Bundesliga

Sturm schaut nach vorne: Meistergruppe "natürlich schön"

Nach einer wohl nicht nur für Sportchef Günter Kreissl "nicht wahnsinnig angenehmen Woche" hat Sturm Graz wieder für positive Schlagzeilen gesorgt. Das 2:0 gegen die Admira am Samstag bedeutete praktisch die Qualifikation für die Meistergruppe. Sturm darf nach vorne schauen, Trainer Nestor El Maestro fand das "natürlich schön".
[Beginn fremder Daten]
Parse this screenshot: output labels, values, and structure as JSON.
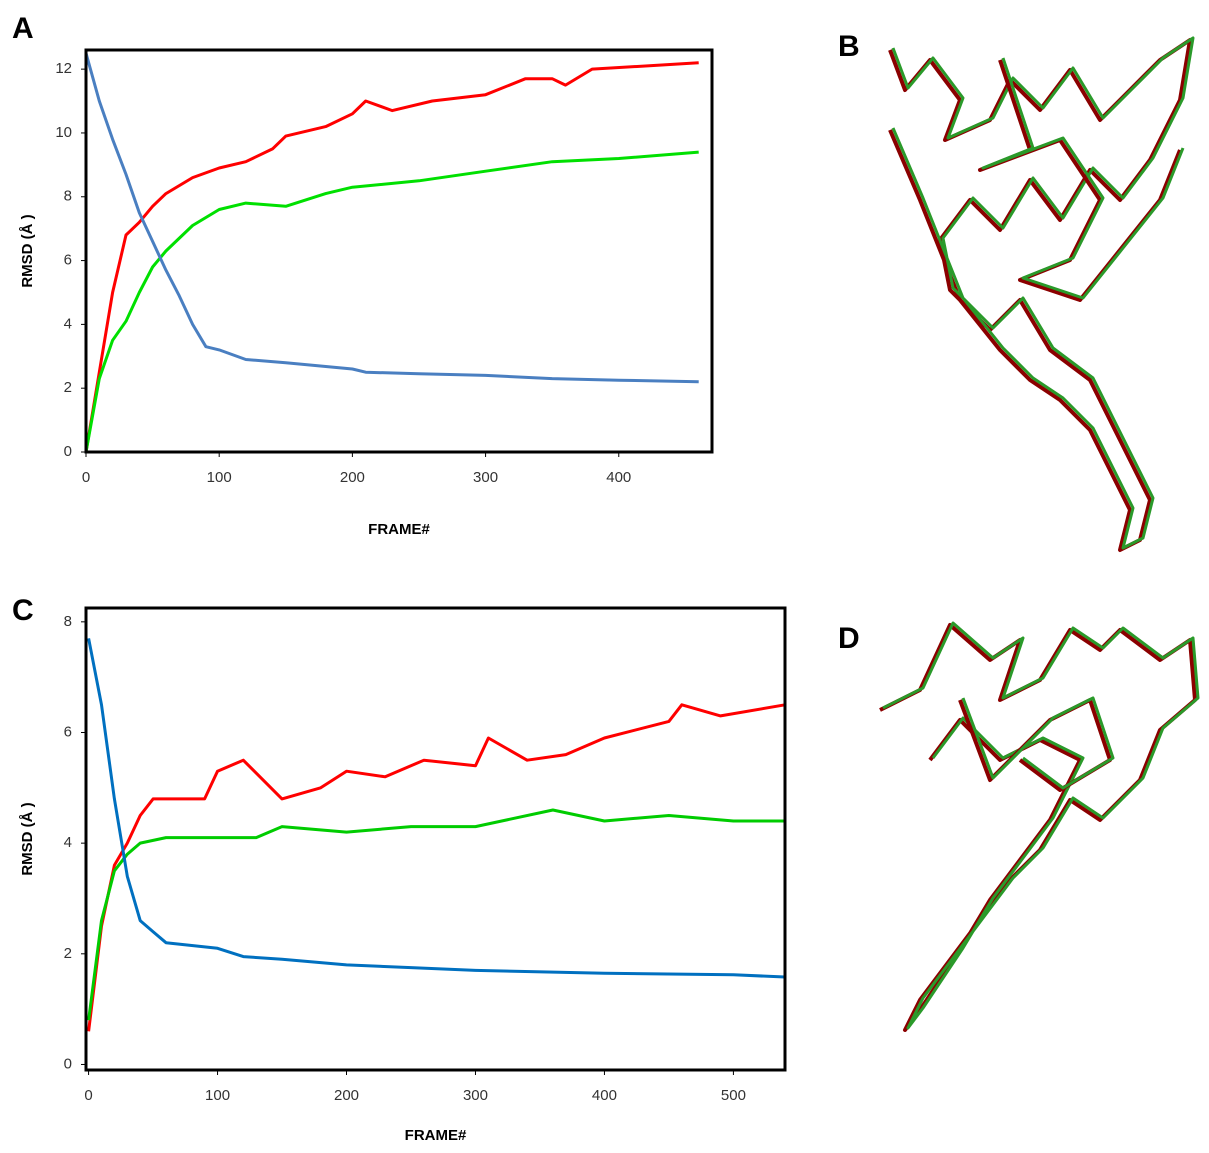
{
  "chart_data": [
    {
      "type": "line",
      "label": "A",
      "xlabel": "FRAME#",
      "ylabel": "RMSD (Å )",
      "xlim": [
        0,
        470
      ],
      "xticks": [
        0,
        100,
        200,
        300,
        400
      ],
      "ylim": [
        0,
        12.6
      ],
      "yticks": [
        0,
        2,
        4,
        6,
        8,
        10,
        12
      ],
      "series": [
        {
          "color": "#ff0000",
          "x": [
            0,
            10,
            20,
            30,
            40,
            50,
            60,
            80,
            100,
            120,
            140,
            150,
            180,
            200,
            210,
            230,
            260,
            300,
            330,
            350,
            360,
            380,
            420,
            460
          ],
          "values": [
            0,
            2.5,
            5,
            6.8,
            7.2,
            7.7,
            8.1,
            8.6,
            8.9,
            9.1,
            9.5,
            9.9,
            10.2,
            10.6,
            11.0,
            10.7,
            11.0,
            11.2,
            11.7,
            11.7,
            11.5,
            12.0,
            12.1,
            12.2
          ]
        },
        {
          "color": "#00e000",
          "x": [
            0,
            10,
            20,
            30,
            40,
            50,
            60,
            80,
            100,
            120,
            150,
            180,
            200,
            250,
            300,
            350,
            400,
            460
          ],
          "values": [
            0,
            2.3,
            3.5,
            4.1,
            5.0,
            5.8,
            6.3,
            7.1,
            7.6,
            7.8,
            7.7,
            8.1,
            8.3,
            8.5,
            8.8,
            9.1,
            9.2,
            9.4
          ]
        },
        {
          "color": "#4a7fc1",
          "x": [
            0,
            10,
            20,
            30,
            40,
            50,
            60,
            70,
            80,
            90,
            100,
            120,
            150,
            200,
            210,
            250,
            300,
            350,
            400,
            460
          ],
          "values": [
            12.5,
            11,
            9.8,
            8.7,
            7.5,
            6.6,
            5.7,
            4.9,
            4.0,
            3.3,
            3.2,
            2.9,
            2.8,
            2.6,
            2.5,
            2.45,
            2.4,
            2.3,
            2.25,
            2.2
          ]
        }
      ]
    },
    {
      "type": "line",
      "label": "C",
      "xlabel": "FRAME#",
      "ylabel": "RMSD (Å )",
      "xlim": [
        -2,
        540
      ],
      "xticks": [
        0,
        100,
        200,
        300,
        400,
        500
      ],
      "ylim": [
        -0.1,
        8.25
      ],
      "yticks": [
        0,
        2,
        4,
        6,
        8
      ],
      "series": [
        {
          "color": "#ff0000",
          "x": [
            0,
            10,
            20,
            30,
            40,
            50,
            70,
            90,
            100,
            120,
            150,
            180,
            200,
            230,
            260,
            300,
            310,
            340,
            370,
            400,
            450,
            460,
            490,
            540
          ],
          "values": [
            0.6,
            2.5,
            3.6,
            4.0,
            4.5,
            4.8,
            4.8,
            4.8,
            5.3,
            5.5,
            4.8,
            5.0,
            5.3,
            5.2,
            5.5,
            5.4,
            5.9,
            5.5,
            5.6,
            5.9,
            6.2,
            6.5,
            6.3,
            6.5
          ]
        },
        {
          "color": "#00cc00",
          "x": [
            0,
            10,
            20,
            30,
            40,
            60,
            80,
            100,
            130,
            150,
            200,
            250,
            300,
            360,
            400,
            450,
            500,
            540
          ],
          "values": [
            0.8,
            2.6,
            3.5,
            3.8,
            4.0,
            4.1,
            4.1,
            4.1,
            4.1,
            4.3,
            4.2,
            4.3,
            4.3,
            4.6,
            4.4,
            4.5,
            4.4,
            4.4
          ]
        },
        {
          "color": "#0070c0",
          "x": [
            0,
            10,
            20,
            30,
            40,
            50,
            60,
            100,
            120,
            150,
            200,
            250,
            300,
            400,
            500,
            540
          ],
          "values": [
            7.7,
            6.5,
            4.8,
            3.4,
            2.6,
            2.4,
            2.2,
            2.1,
            1.95,
            1.9,
            1.8,
            1.75,
            1.7,
            1.65,
            1.62,
            1.58
          ]
        }
      ]
    }
  ],
  "structures": [
    {
      "label": "B"
    },
    {
      "label": "D"
    }
  ]
}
Gegen die Admira fällt den Grazern das Siegen leicht SN/APA/HANS PUNZ
Gegen die Admira fällt den Grazern das Siegen leicht

Gegen den Lieblingsgegner aus der Südstadt - Sturm holte gegen die Admira den bereits siebenten Liga-Sieg en suite - lieferten die Grazer eine schnörkellose, aber effiziente Vorstellung ab. Nachdem Juan Dominguez (16.) nach einem Corner getroffen hatte, entschied ein Eigentor von Kolja Pusch (56.) nach einem Freistoß die Partie. Es war ganz nach dem Geschmack von El Maestro, was seine Elf in Maria Enzersdorf bot.
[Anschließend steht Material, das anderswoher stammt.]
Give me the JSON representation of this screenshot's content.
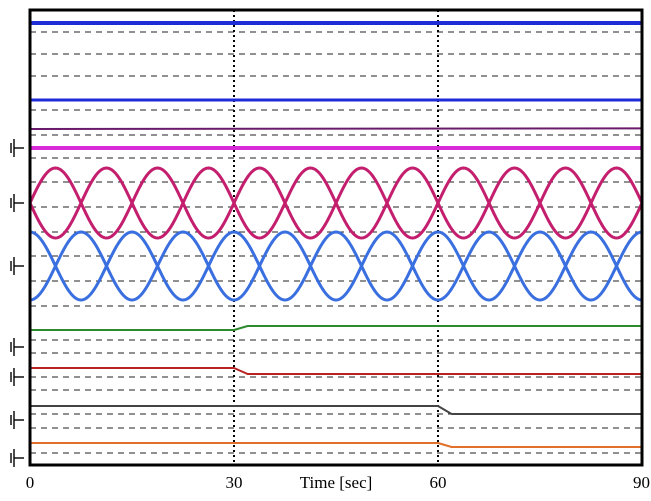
{
  "chart_data": {
    "type": "line",
    "title": "",
    "xlabel": "Time [sec]",
    "ylabel": "",
    "xlim": [
      0,
      90
    ],
    "x_ticks": [
      0,
      30,
      60,
      90
    ],
    "x_tick_labels": [
      "0",
      "30",
      "60",
      "90"
    ],
    "event_markers": [
      30,
      60
    ],
    "grid": "dashed horizontal",
    "legend": "none",
    "series": [
      {
        "color": "#1f2bd6",
        "kind": "flat",
        "x": [
          0,
          90
        ],
        "y": [
          0.95,
          0.95
        ]
      },
      {
        "color": "#1f2bd6",
        "kind": "flat",
        "x": [
          0,
          90
        ],
        "y": [
          0.78,
          0.78
        ]
      },
      {
        "color": "#6a1a6a",
        "kind": "flat",
        "x": [
          0,
          90
        ],
        "y": [
          0.73,
          0.74
        ]
      },
      {
        "color": "#d62bd6",
        "kind": "flat",
        "x": [
          0,
          90
        ],
        "y": [
          0.69,
          0.69
        ]
      },
      {
        "color": "#c41e6e",
        "kind": "sine",
        "period_s": 15,
        "phase_deg": 0
      },
      {
        "color": "#c41e6e",
        "kind": "sine",
        "period_s": 15,
        "phase_deg": 180
      },
      {
        "color": "#3a6fe0",
        "kind": "sine",
        "period_s": 15,
        "phase_deg": 90
      },
      {
        "color": "#3a6fe0",
        "kind": "sine",
        "period_s": 15,
        "phase_deg": 270
      },
      {
        "color": "#2e8a2e",
        "kind": "step",
        "x": [
          0,
          30,
          32,
          90
        ],
        "y": [
          0,
          0,
          -1,
          -1
        ]
      },
      {
        "color": "#b82222",
        "kind": "step",
        "x": [
          0,
          30,
          32,
          90
        ],
        "y": [
          0,
          0,
          1,
          1
        ]
      },
      {
        "color": "#444444",
        "kind": "step",
        "x": [
          0,
          60,
          62,
          90
        ],
        "y": [
          0,
          0,
          1,
          1
        ]
      },
      {
        "color": "#e0702a",
        "kind": "step",
        "x": [
          0,
          60,
          62,
          90
        ],
        "y": [
          0,
          0,
          -1,
          -1
        ]
      }
    ]
  }
}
"Wenn der erste Eckball gleich drin ist, erleichtert das einiges", wusste der 36-Jährige. "Kompakt, seriös, stabil und effektiv", habe sein Team dann agiert, sagte Sturms Coach auf Sky. "Es war keine Glanzleistung, aber eine notwendige Leistung." Sturm ersparte sich im Heimspiel gegen die Austria am kommenden Sonntag weiteres Rätselraten. Die Wiener sind dank klar schlechterer Tordifferenz keine Gegner im Meistergruppen-Rennen mehr.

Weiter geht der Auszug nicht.